杜柏钦赞赏地笑了笑,这会儿了他还有心情跟她说话:“嘉上今天早上是不是给你打过电话,你接了?”
蓁宁不明就里,点了点头。
杜柏钦说:“他被他大哥关了好一阵子,你们那通电话应该是被监听了。”
蓁宁不相信:“是香嘉上?不可能!”
杜柏钦忽然瞥了她一眼,有点不悦地说:“你对他倒维护得很。” 蓁宁翻白眼,都什么时候了,还计较这个。
杜柏钦忽然说:“蓁宁,看着后面。”
前面是一个陡峭的弯道,山路下是深渊,就在转过弯道的一刹那, 蓁宁听到了后面传来的声响。
好像过年放鞭炮,又好像石子敲打屋顶的瓦片,沙沙的一阵乱响。 后轮突然剧烈一震,车子顿时失去平衡,失控地往一侧滑,杜柏钦就在这一刻突然踩下刹车,车子轮胎尖锐地摩擦地面,溅起大片雪花, 他飞速地打转方向盘,车辆靠着左侧的山壁一路摩擦,一阵雪花碎石乱飞打得窗户噼啪作响,车子在旋转颠簸中减速。
杜柏钦在车辆停下的最后一秒,将车门打开了一道缝隙,他们后侧是坚硬的石壁,一道安全的天然屏障。
如此高速的行驶中的猛烈刹车,让蓁宁身体前倾,几乎要倒在玻璃窗上,身体被安全带勒得发紧。
杜柏钦拎着枪跳下车,头也不回地说了一句:“掩护我。
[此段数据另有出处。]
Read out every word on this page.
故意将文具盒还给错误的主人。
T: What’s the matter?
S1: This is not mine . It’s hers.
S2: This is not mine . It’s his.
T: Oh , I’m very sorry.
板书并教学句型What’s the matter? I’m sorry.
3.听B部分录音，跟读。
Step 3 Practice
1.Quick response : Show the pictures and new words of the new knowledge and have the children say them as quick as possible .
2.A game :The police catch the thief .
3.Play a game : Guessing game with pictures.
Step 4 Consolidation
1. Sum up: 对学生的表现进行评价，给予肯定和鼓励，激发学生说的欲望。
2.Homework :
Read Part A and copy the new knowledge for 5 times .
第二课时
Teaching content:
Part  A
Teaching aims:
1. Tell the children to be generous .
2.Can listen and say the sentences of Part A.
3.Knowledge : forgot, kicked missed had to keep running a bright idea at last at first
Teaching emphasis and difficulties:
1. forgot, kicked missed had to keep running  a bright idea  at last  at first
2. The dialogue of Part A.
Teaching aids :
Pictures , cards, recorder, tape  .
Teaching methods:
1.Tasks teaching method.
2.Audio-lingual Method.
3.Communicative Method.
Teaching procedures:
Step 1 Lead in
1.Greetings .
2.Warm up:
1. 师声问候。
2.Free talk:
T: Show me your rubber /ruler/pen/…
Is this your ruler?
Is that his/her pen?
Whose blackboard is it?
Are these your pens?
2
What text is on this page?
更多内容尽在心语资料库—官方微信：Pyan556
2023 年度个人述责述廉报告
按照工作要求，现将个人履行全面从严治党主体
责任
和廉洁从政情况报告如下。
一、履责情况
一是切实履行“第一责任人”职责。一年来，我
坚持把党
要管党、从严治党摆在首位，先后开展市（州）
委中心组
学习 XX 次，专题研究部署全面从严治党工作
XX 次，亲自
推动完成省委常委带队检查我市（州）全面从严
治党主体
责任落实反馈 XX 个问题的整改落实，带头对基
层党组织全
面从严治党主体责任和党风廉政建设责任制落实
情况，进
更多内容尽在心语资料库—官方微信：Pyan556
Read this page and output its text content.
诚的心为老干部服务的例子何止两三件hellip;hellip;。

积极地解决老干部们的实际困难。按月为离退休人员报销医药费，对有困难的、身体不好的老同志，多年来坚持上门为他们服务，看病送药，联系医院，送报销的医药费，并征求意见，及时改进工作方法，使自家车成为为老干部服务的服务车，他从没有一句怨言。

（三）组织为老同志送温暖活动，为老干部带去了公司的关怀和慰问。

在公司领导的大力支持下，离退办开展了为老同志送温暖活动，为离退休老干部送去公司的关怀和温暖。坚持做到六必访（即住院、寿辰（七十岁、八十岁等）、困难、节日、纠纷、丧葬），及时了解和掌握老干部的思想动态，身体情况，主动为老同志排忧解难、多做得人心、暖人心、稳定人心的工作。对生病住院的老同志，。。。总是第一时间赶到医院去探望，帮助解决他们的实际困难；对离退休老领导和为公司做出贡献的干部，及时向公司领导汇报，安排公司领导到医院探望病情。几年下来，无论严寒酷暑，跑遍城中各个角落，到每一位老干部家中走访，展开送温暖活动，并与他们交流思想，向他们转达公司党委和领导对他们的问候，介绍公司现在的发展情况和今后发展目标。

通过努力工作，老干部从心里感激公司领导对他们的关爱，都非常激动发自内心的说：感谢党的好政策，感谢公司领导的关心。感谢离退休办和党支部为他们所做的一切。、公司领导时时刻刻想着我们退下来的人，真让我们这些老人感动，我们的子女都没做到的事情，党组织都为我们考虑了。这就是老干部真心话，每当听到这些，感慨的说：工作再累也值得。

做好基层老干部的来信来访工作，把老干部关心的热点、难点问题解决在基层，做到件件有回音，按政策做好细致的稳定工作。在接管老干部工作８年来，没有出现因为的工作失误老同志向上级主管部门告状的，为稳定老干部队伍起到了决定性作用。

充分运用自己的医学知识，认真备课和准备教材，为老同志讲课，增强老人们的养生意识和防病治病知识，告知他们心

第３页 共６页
”
他在雪地上一滚,靠着后车厢趴在地上,架稳步枪,屏息等了两秒,等到跟踪的车辆进入了最佳射程,一连串子弹射了出去。
杜柏钦手上所持的反器材狙击枪,数发子弹连环发射,准确地对准了一个点,巨大的威力打爆了车前的防弹玻璃,子弹打中了驾驶座上的 男人,车辆瞬间失去了控制,往山涧处狂奔而去,驾驶座的男人脑门上一个血洞,却仍死死地踩住了刹车,车子在山崖边停住了。
后座上黑漆漆的枪口立刻对准了杜柏钦的位置,子弹如疾风骤雨般疯狂扫射过来,一个男人借着这一波火力滚下雪地,一边扫射,一边冲着他们的藏身之处猛扑而来。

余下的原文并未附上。